Jill and I are tasked with applying machine learning to solve a real-world challenge: credit card risk. Credit risk is an inherently unbalanced classification problem, with using a credit card data set from LendingClub we will oversample the data using the RandomOverSampler and SMOTE algorithms, and undersample the data using the ClusterCentroids algorithm. Then, you’ll use a combinatorial approach of over- and undersampling using the SMOTEENN algorithm. Next, you’ll compare two new machine learning models that reduce bias, BalancedRandomForestClassifier and EasyEnsembleClassifier, to predict credit risk.
Looking here we can see the balanced accuracy score (66%) and the precision (99%) and recall scores (60%) for the Naive Random Oversampling.
Looking here we can see the balanced accuracy score (66%) and the precision (99%) and recall scores (70%) for SMOTE Oversampling.
Looking here we can see the balanced accuracy score (54%) and the precision (99%) and recall scores (40%) for Undersampling.
Looking here we can see the balanced accuracy score (64%) and the precision (99%) and recall scores (59%) for Combination Sampling.
Looking here we can see the balanced accuracy score (79%) and the precision (99%) and recall scores (87%) for Balanced Random Forest Classifier.
Looking here we can see the balanced accuracy score (93%) and the precision (99%) and recall scores (93%) for AdaBoost Sampling.

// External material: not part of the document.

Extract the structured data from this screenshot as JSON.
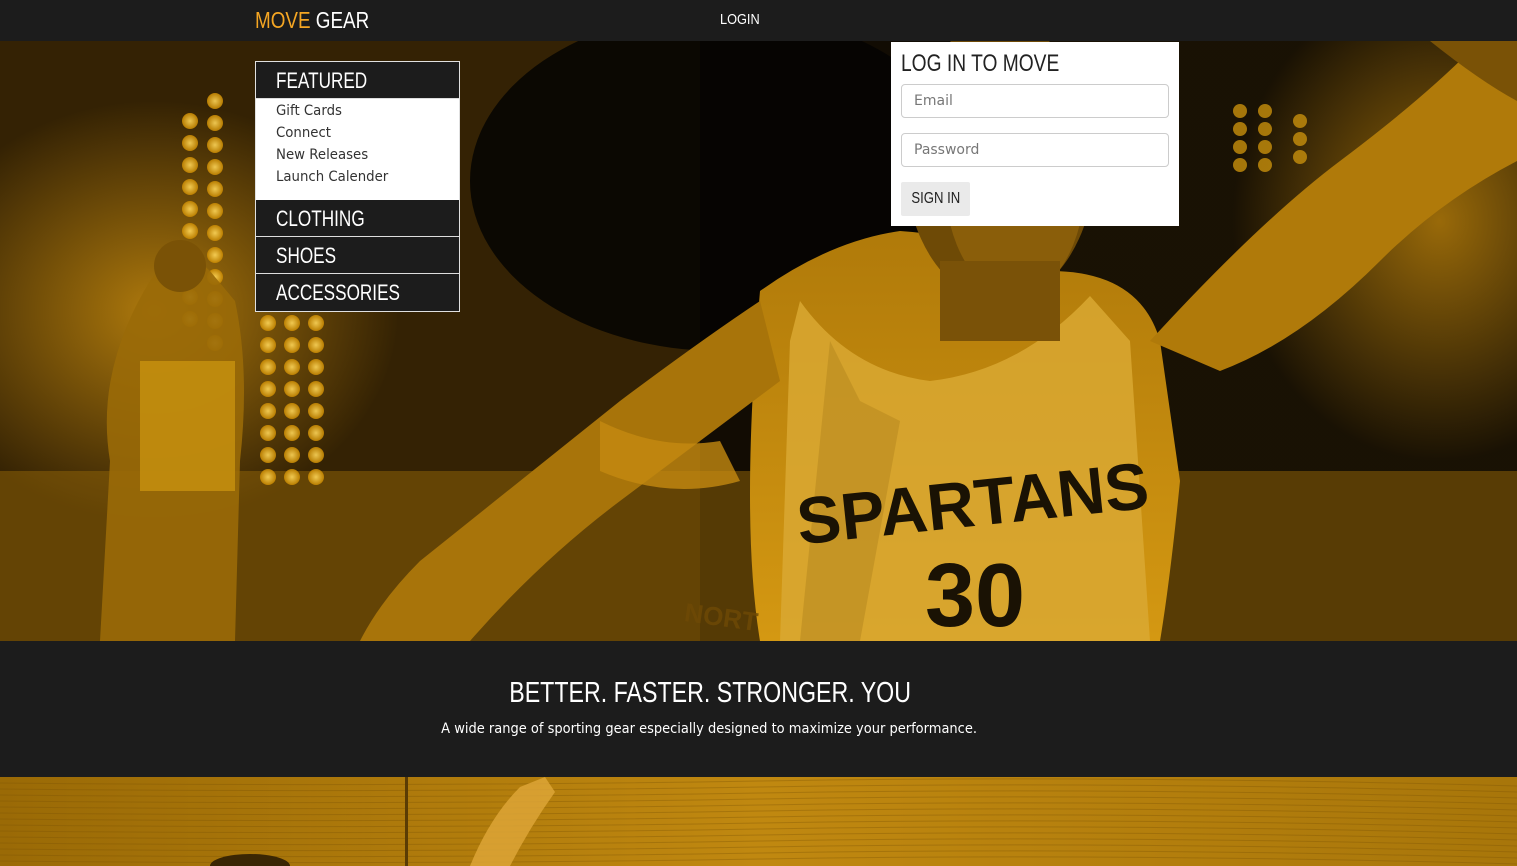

Based on the analysis and testing it seems as if AdaBoost performed the best across the metrics. They key metric that it performed best on was recall. AdaBoost preformed the best in the average of all metrics and caught 93% of the fraud cases however it still lacks precision which is a distinguishing factor in uncovering all of these cases. While there may be some flaws in AdaBoost, it seems like it is the best model for our data in order to catch the most fraud claims.